Looking down at her, he’d made too many women cry in his lifetime - he’d never wanted her to be one of them, and the reasons that led them here seemed so far away right now. “Likewise,” he said, forcing out that single word.
She gave him a watery smile. "Don't tell me that." she said. Especially when part of the reason here that things are ending is because you don't have time for me. "Do you want your key?" she asked, looking around for it. She'd put it somewhere. It was likely on a surface somewhere in the living room, the closest spot she could set it down.
“No - no, you keep it. And the offer still stands. If you ever need somewhere to run to... Just, don’t use it to come do my housework,” he said, lightly, attempting for a joke, though it fell flat.
Nodding, she accepted that, not catching the joke part. She opened her mouth, wanting to say something, anything, but in the end she shut it again. She just kept coming back to the same thing--it didn't actually matter. Nothing she said mattered right now. So anything she did have to say probably would only serve to make it worse, though she didn't know who it would make it worse for, her or him. She opened it again to say 'goodbye, Brett' but she couldn't get that out either.
“Please take care of yourself,” Brett said, knowing he was about to walk away, that he was going to leave and let the job swallow him whole, and she was going to forget him. Maybe not entirely, but enough of what mattered. But he’d never forget, because she’d been right: he never did. It would always be there. He didn’t let things go.

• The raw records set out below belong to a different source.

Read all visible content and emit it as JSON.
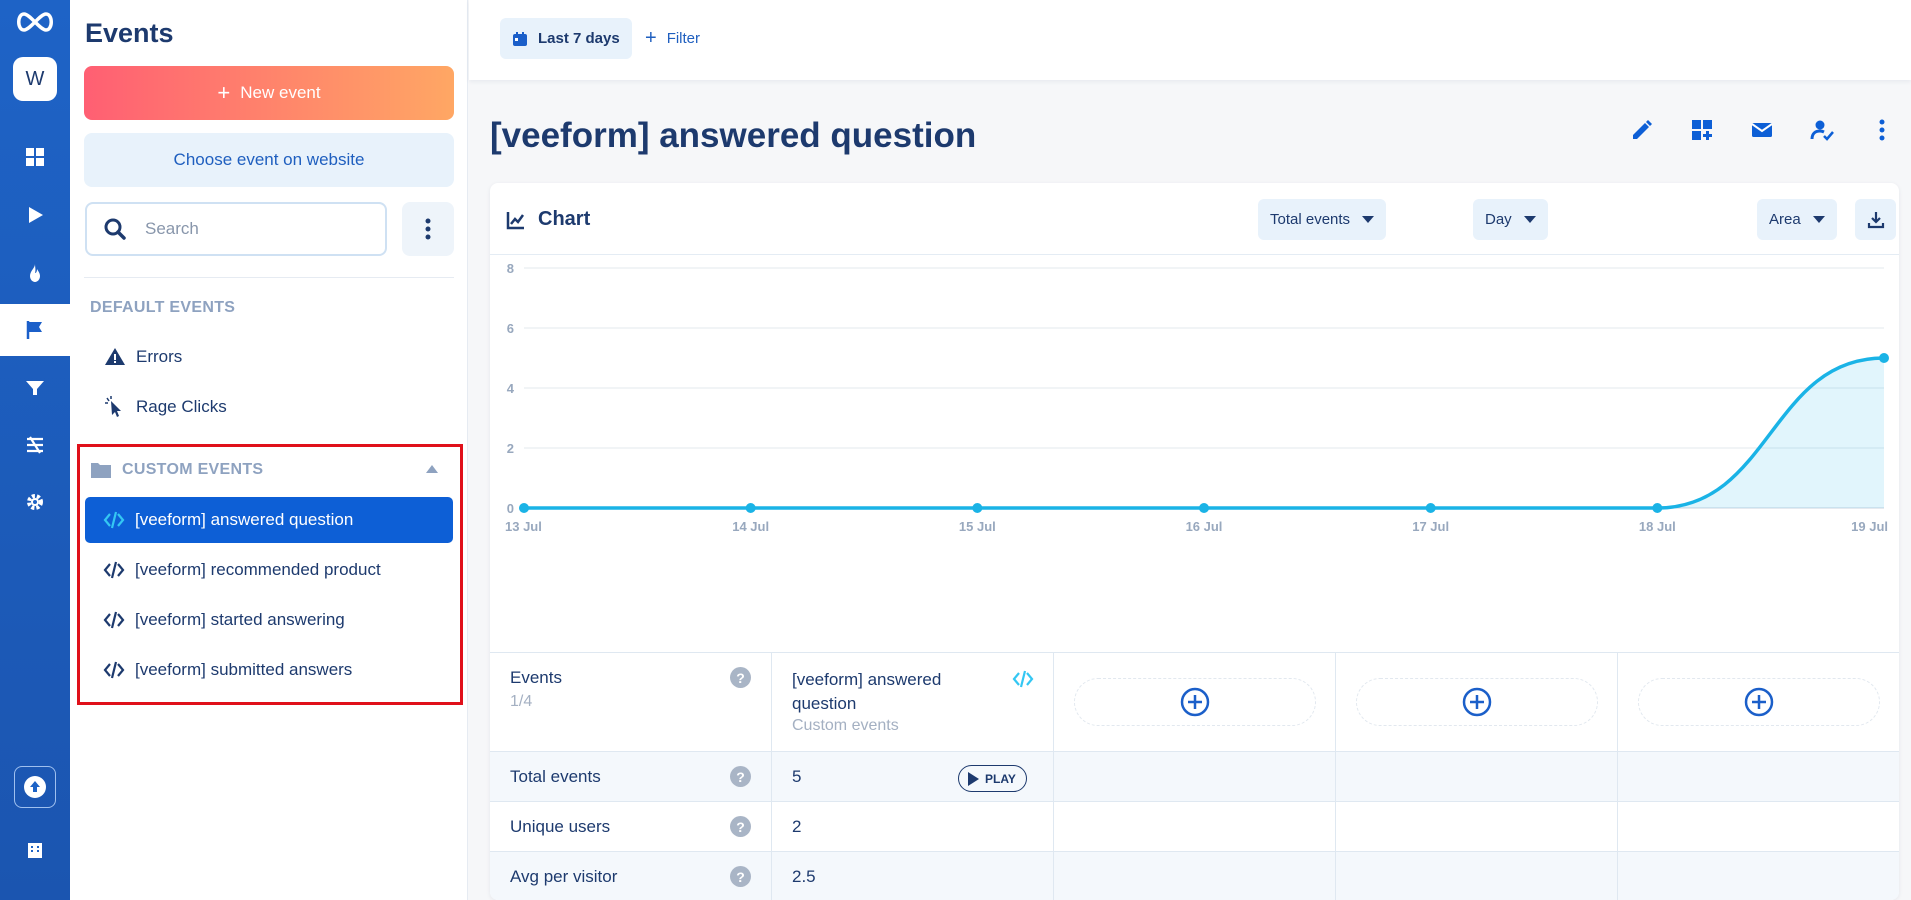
{
  "app": {
    "workspace_initial": "W",
    "accent": "#0d5fd6",
    "rail_color": "#1e63c6"
  },
  "rail": {
    "items": [
      {
        "name": "dashboard-icon",
        "active": false
      },
      {
        "name": "play-icon",
        "active": false
      },
      {
        "name": "flame-icon",
        "active": false
      },
      {
        "name": "flag-icon",
        "active": true
      },
      {
        "name": "funnel-icon",
        "active": false
      },
      {
        "name": "journey-icon",
        "active": false
      },
      {
        "name": "gear-icon",
        "active": false
      }
    ],
    "bottom": [
      "upgrade-icon",
      "building-icon"
    ]
  },
  "sidebar": {
    "title": "Events",
    "new_event_label": "New event",
    "choose_event_label": "Choose event on website",
    "search_placeholder": "Search",
    "default_section": "DEFAULT EVENTS",
    "default_items": [
      {
        "label": "Errors",
        "icon": "warning-icon"
      },
      {
        "label": "Rage Clicks",
        "icon": "rage-click-icon"
      }
    ],
    "custom_section": "CUSTOM EVENTS",
    "custom_items": [
      {
        "label": "[veeform] answered question",
        "selected": true
      },
      {
        "label": "[veeform] recommended product",
        "selected": false
      },
      {
        "label": "[veeform] started answering",
        "selected": false
      },
      {
        "label": "[veeform] submitted answers",
        "selected": false
      }
    ]
  },
  "topbar": {
    "date_range": "Last 7 days",
    "filter_label": "Filter"
  },
  "page": {
    "title": "[veeform] answered question",
    "actions": [
      "edit-icon",
      "add-to-dashboard-icon",
      "email-icon",
      "assign-icon",
      "more-icon"
    ]
  },
  "chart_card": {
    "title": "Chart",
    "metric_select": "Total events",
    "interval_select": "Day",
    "chart_type_select": "Area"
  },
  "chart_data": {
    "type": "area",
    "title": "",
    "xlabel": "",
    "ylabel": "",
    "categories": [
      "13 Jul",
      "14 Jul",
      "15 Jul",
      "16 Jul",
      "17 Jul",
      "18 Jul",
      "19 Jul"
    ],
    "series": [
      {
        "values": [
          0,
          0,
          0,
          0,
          0,
          0,
          5
        ]
      }
    ],
    "y_ticks": [
      0,
      2,
      4,
      6,
      8
    ],
    "ylim": [
      0,
      8
    ],
    "grid": true,
    "color": "#1ab3e6"
  },
  "table": {
    "header": {
      "events_label": "Events",
      "events_count": "1/4",
      "event_name": "[veeform] answered question",
      "event_type": "Custom events"
    },
    "rows": [
      {
        "label": "Total events",
        "value": "5",
        "play_label": "PLAY"
      },
      {
        "label": "Unique users",
        "value": "2"
      },
      {
        "label": "Avg per visitor",
        "value": "2.5"
      }
    ],
    "help_glyph": "?"
  }
}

I'll take care of myself about as much as you'll take care of yourself. she thought but knew that wasn't what he wanted to hear right now. "Same to you." she said instead, knowing he wouldn't. That was part of the whole problem. He didn't have a middle ground. And with as much as had been going on, he wasn't going to have time to take care of himself, period. Or he'd not find the time. Part of her wondered in that moment if he did have her to go home to if that would be different, but in the end she still didn't think so. He'd be him. He'd said he'd only been home for a few hours in the past few days, and she didn't think that would change if she happened to be where he called home. It would just mean that he'd get home and probably feel a little guilty about not having been by in too long. No, there wasn't a solution there. And for her she knew she wouldn't be able to handle it. On several levels. Again, it seemed like she wanted to say things but she didn't manage it. She felt silenced. And maybe she was.